The path snakes back down through tall ferns to the creek again, but here it is narrow and among the anchoring lines of bays the soft bank crumbles too easily. A bridge is yet to be installed here, but the Guild has agreed to back Brian’s group and supply another aluminum plank to make the long span and keep us from ruining the delicate riparian terrain. For now we must clamber up and down, careful to avoid flattening ferns and cascading the rich soil into the stream.
Crossing the stream another steep bank rises amid columns of ivy stretched and winding up the towering trunks of giant firs. The path weaves again through sparse underbrush in the soft green light below the arching canopy.

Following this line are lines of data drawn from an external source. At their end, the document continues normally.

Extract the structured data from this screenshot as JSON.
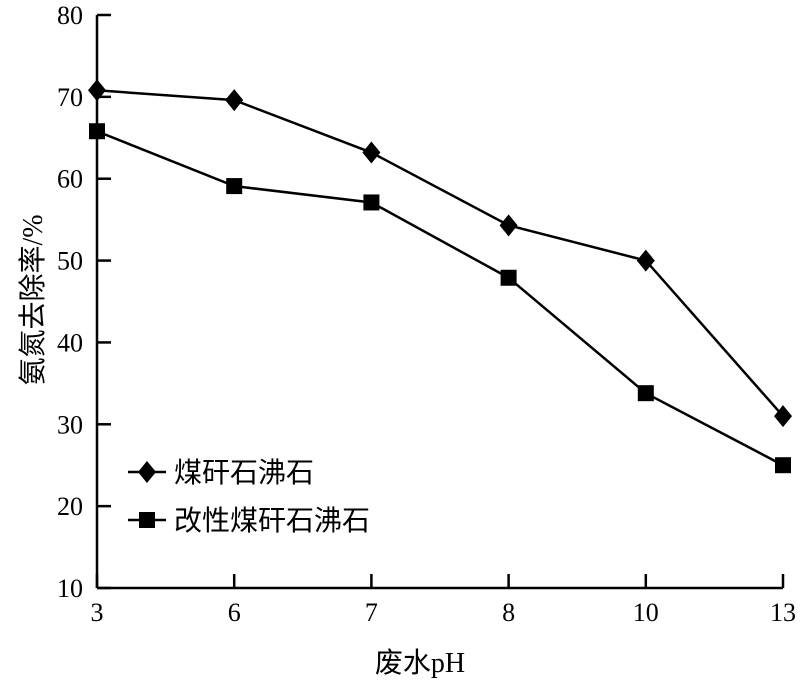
{
  "chart_data": {
    "type": "line",
    "title": "",
    "xlabel": "废水pH",
    "ylabel": "氨氮去除率/%",
    "categories": [
      "3",
      "6",
      "7",
      "8",
      "10",
      "13"
    ],
    "ylim": [
      10,
      80
    ],
    "yticks": [
      10,
      20,
      30,
      40,
      50,
      60,
      70,
      80
    ],
    "grid": false,
    "legend_position": "bottom-left",
    "series": [
      {
        "name": "煤矸石沸石",
        "marker": "diamond",
        "color": "#000000",
        "values": [
          70.8,
          69.6,
          63.2,
          54.3,
          50.0,
          31.0
        ]
      },
      {
        "name": "改性煤矸石沸石",
        "marker": "square",
        "color": "#000000",
        "values": [
          65.8,
          59.1,
          57.1,
          47.9,
          33.8,
          25.0
        ]
      }
    ]
  }
}
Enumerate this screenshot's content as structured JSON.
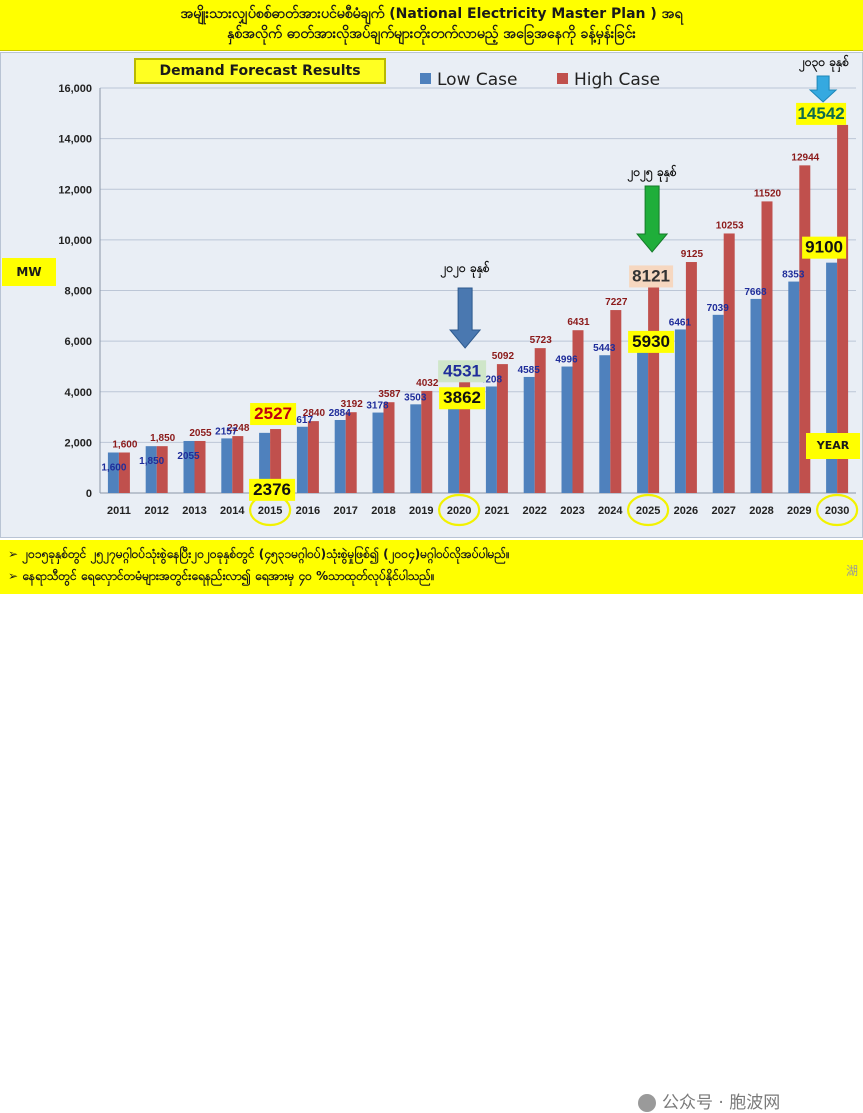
{
  "header": {
    "title_line1": "အမျိုးသားလျှပ်စစ်ဓာတ်အားပင်မစီမံချက် (National Electricity Master Plan ) အရ",
    "title_line2": "နှစ်အလိုက် ဓာတ်အားလိုအပ်ချက်များတိုးတက်လာမည့် အခြေအနေကို ခန့်မှန်းခြင်း"
  },
  "footer": {
    "line1": "၂၀၁၅ခုနှစ်တွင် ၂၅၂၇မဂ္ဂါဝပ်သုံးစွဲနေပြီး၂၀၂၀ခုနှစ်တွင် (၄၅၃၁မဂ္ဂါဝပ်)သုံးစွဲမှုဖြစ်၍ (၂၀၀၄)မဂ္ဂါဝပ်လိုအပ်ပါမည်။",
    "line2": "နေရာသီတွင် ရေလှောင်တမံများအတွင်းရေနည်းလာ၍ ရေအားမှ ၄၀ %သာထုတ်လုပ်နိုင်ပါသည်။",
    "bullet": "➢",
    "watermark": "公众号 · 胞波网",
    "watermark_tail": "湖"
  },
  "chart_data": {
    "type": "bar",
    "title": "Demand Forecast Results",
    "ylabel": "MW",
    "xlabel": "YEAR",
    "ylim": [
      0,
      16000
    ],
    "yticks": [
      "0",
      "2,000",
      "4,000",
      "6,000",
      "8,000",
      "10,000",
      "12,000",
      "14,000",
      "16,000"
    ],
    "grid": true,
    "legend_position": "top",
    "categories": [
      "2011",
      "2012",
      "2013",
      "2014",
      "2015",
      "2016",
      "2017",
      "2018",
      "2019",
      "2020",
      "2021",
      "2022",
      "2023",
      "2024",
      "2025",
      "2026",
      "2027",
      "2028",
      "2029",
      "2030"
    ],
    "series": [
      {
        "name": "Low Case",
        "color": "#4f81bd",
        "values": [
          1600,
          1850,
          2055,
          2157,
          2376,
          2617,
          2884,
          3178,
          3503,
          3862,
          4208,
          4585,
          4996,
          5443,
          5930,
          6461,
          7039,
          7668,
          8353,
          9100
        ],
        "labels": [
          "1,600",
          "1,850",
          "2055",
          "2157",
          "2376",
          "2617",
          "2884",
          "3178",
          "3503",
          "3862",
          "4208",
          "4585",
          "4996",
          "5443",
          "5930",
          "6461",
          "7039",
          "7668",
          "8353",
          "9100"
        ]
      },
      {
        "name": "High Case",
        "color": "#c0504d",
        "values": [
          1600,
          1850,
          2055,
          2248,
          2527,
          2840,
          3192,
          3587,
          4032,
          4531,
          5092,
          5723,
          6431,
          7227,
          8121,
          9125,
          10253,
          11520,
          12944,
          14542
        ],
        "labels": [
          "1,600",
          "1,850",
          "2055",
          "2248",
          "2527",
          "2840",
          "3192",
          "3587",
          "4032",
          "4531",
          "5092",
          "5723",
          "6431",
          "7227",
          "8121",
          "9125",
          "10253",
          "11520",
          "12944",
          "14542"
        ]
      }
    ],
    "annotations": {
      "milestones": [
        {
          "year": "2020",
          "label": "၂၀၂၀ ခုနှစ်"
        },
        {
          "year": "2025",
          "label": "၂၀၂၅ ခုနှစ်"
        },
        {
          "year": "2030",
          "label": "၂၀၃၀ ခုနှစ်"
        }
      ],
      "circled_years": [
        "2015",
        "2020",
        "2025",
        "2030"
      ],
      "highlighted_values": [
        "2527",
        "2376",
        "4531",
        "3862",
        "8121",
        "5930",
        "14542",
        "9100"
      ]
    },
    "colors": {
      "low": "#4f81bd",
      "high": "#c0504d",
      "low_label": "#1f2d9a",
      "high_label": "#8b1a1a",
      "grid": "#bcc6d6",
      "highlight": "#ffff00",
      "circle": "#f2f200",
      "arrow_2020": "#4a78b0",
      "arrow_2025": "#1fae3a",
      "arrow_2030": "#35a9e0"
    }
  }
}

The trail has a junction at a delicate tributary stream, one path heading straight up the hill, the other crossing just above small falls and leading into a glowing grove of buckeyes, gnarled branches knitting the air, moss and new growth seeming to emit their own light, the air sweet with the freshness, the quiet only altered by the small arguments of hidden birds. This grove itself is worth the workout of the hike, its Medusa-like trees writhing toward the sun. The path passes gracefully through this special place, taking its time so we have a chance to absorb the gentle vitality of the trees, and then leads us back across the stream, joining the other trail, again to climb toward the Reservoir Road.

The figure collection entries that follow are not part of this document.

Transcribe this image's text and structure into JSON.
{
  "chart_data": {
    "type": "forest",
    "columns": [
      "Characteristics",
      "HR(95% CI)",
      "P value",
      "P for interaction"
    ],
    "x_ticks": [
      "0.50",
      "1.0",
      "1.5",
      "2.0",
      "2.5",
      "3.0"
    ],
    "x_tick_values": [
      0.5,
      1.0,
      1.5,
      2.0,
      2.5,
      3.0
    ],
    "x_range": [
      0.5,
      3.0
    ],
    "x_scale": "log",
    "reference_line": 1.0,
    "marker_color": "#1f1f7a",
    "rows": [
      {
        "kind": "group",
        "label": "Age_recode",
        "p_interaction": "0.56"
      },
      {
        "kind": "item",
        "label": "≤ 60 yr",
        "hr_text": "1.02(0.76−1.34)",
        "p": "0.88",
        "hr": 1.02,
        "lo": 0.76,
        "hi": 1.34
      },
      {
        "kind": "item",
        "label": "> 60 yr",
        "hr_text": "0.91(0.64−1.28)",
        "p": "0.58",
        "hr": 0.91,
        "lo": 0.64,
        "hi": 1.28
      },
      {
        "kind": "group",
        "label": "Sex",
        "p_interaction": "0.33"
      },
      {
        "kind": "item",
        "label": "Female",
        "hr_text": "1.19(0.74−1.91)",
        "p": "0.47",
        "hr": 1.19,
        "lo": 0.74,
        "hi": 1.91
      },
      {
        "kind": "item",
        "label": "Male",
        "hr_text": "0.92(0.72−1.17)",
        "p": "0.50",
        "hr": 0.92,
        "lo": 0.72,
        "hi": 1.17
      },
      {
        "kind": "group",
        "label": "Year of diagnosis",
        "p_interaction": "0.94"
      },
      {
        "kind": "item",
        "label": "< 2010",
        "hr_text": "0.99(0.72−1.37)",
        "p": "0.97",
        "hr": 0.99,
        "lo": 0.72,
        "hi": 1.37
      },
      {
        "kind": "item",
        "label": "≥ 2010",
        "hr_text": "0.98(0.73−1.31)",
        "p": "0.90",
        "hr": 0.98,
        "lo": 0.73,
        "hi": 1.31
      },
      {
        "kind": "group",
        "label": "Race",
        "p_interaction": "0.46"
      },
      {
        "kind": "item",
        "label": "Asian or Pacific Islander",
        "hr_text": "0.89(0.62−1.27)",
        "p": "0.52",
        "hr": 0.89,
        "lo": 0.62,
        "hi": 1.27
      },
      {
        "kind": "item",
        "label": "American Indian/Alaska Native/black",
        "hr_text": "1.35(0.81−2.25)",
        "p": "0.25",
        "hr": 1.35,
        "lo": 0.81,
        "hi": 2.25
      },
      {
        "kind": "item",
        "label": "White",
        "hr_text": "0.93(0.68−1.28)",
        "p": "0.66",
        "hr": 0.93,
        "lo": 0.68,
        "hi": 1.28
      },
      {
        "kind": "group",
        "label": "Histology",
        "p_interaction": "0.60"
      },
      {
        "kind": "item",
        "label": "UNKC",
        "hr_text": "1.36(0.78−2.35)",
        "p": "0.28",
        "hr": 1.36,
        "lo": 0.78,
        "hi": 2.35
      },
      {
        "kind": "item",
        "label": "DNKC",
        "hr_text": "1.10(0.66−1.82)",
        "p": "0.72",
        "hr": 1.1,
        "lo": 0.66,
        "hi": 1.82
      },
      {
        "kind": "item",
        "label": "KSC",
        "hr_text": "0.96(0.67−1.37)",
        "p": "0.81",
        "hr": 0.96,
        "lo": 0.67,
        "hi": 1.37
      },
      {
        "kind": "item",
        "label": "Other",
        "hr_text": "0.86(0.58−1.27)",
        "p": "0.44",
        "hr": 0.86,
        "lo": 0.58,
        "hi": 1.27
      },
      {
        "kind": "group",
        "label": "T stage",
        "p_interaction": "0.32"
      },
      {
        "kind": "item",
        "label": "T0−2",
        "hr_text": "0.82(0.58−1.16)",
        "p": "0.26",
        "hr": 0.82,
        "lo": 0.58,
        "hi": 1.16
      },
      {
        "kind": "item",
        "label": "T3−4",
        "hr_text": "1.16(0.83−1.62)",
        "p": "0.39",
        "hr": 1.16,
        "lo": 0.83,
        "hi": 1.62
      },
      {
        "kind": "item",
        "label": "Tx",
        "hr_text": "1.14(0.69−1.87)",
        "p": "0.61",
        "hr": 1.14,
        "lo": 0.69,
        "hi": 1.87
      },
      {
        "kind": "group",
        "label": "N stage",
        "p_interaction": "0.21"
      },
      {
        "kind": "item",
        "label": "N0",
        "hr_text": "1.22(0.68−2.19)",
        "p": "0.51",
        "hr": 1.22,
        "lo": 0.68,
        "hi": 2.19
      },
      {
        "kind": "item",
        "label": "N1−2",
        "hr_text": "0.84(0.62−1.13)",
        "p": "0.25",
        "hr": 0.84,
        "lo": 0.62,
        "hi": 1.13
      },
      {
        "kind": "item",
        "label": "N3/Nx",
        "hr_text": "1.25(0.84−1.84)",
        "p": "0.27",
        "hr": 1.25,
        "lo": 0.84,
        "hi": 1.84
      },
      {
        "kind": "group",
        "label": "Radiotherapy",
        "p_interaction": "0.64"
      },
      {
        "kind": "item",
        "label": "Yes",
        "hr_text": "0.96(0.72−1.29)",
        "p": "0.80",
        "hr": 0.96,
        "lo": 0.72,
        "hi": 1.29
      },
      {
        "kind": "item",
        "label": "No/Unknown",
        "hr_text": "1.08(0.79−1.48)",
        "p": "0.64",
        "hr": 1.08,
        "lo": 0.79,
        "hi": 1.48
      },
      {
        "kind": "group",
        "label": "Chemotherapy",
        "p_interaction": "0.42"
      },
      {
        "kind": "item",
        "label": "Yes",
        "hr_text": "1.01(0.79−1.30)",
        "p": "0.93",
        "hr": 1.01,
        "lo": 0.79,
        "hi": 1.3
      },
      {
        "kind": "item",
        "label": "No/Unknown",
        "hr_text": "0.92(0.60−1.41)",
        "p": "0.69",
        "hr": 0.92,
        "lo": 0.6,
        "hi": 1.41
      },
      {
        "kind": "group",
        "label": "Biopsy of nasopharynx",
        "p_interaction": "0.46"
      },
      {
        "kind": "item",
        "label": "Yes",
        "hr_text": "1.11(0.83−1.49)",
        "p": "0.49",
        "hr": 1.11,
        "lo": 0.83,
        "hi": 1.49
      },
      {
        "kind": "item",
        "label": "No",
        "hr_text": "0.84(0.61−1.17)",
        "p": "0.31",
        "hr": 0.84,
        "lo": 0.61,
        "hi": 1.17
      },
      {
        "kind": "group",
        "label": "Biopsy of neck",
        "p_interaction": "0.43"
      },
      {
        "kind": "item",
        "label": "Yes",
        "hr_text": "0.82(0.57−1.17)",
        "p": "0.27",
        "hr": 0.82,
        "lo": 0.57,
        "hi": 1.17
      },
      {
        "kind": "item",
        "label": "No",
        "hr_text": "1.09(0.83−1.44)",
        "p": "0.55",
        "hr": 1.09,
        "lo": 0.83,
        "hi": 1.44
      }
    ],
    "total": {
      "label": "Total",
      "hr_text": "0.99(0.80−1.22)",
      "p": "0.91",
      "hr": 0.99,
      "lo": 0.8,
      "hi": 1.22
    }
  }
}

This last workday was a success. By my count ten volunteers showed up to clear the old road and hoe a path up the last grassy rise to Granny Flats. Brian supervises the path as if it were his child, which it essentially is. Chain saw and pruners and hoes and rakes are all applied judiciously, the first rule is to do no harm. The path can run no more than 20’ before it must reverse grade or change direction to keep rain from making it a seasonal stream. Delicate root systems of large oaks are widely skirted to protect the feeder roots from compaction and to preserve the attendant mycelium of Chantrelles. The trail moves to avoid as many young trees as possible, interesting plants are circumvented, grades are kept to a recommended minimum, switchbacks are reinforced, water diversions are trenched where necessary.

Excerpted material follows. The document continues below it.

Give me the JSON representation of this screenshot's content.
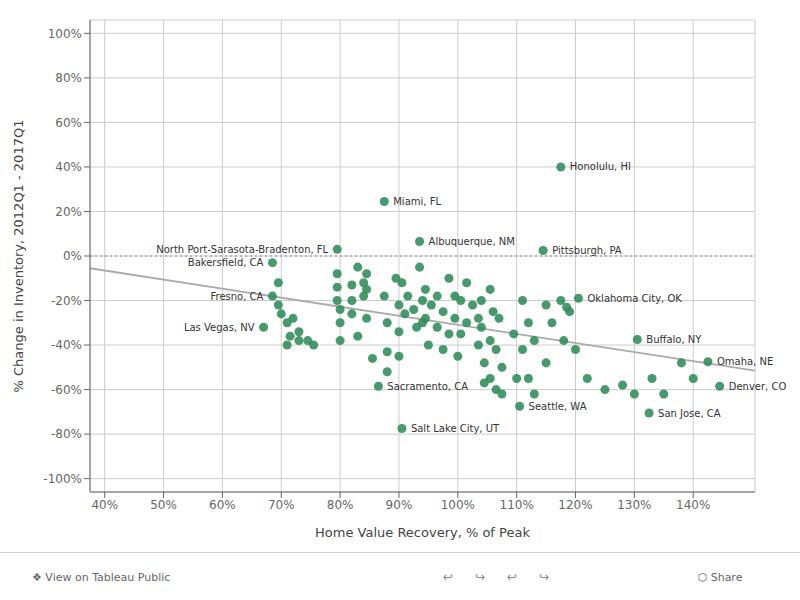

Grant Kern who is experienced at the building of Open Space trails has consulted with Brian on terrain saving techniques. However, Brian’s own concern for protecting the land which he is opening the trail through has been the area’s best defender. He cares and it shows. This has been more than a labor of love, it has been a labor of love and understanding.
If anyone is interested in helping out on a trail workday, you can contact me through the Voice, or contact Brian through LaHonda@yahoogroups.com
I'd like to thank some of the volunteers who have pitched in to make this trail. Brian and Teresa of course, but also Dennis Shaw, Scott & Laura Hayes, Dave, Susie & Russ, Shannon Gotschaol, Tom Copely, and others I don't know.
A caution: this path is built by and for hikers. It does not have the wide path or well compacted base that could support horses. Nor are the bridges even close to being able to support a horse. Also much of the path does not have head clearance adequate for horseriders. A section of the upper path was badly damaged when a
horse was ridden down it while still soaked from the rains last month. Please don't attempt to use it as a horse trail.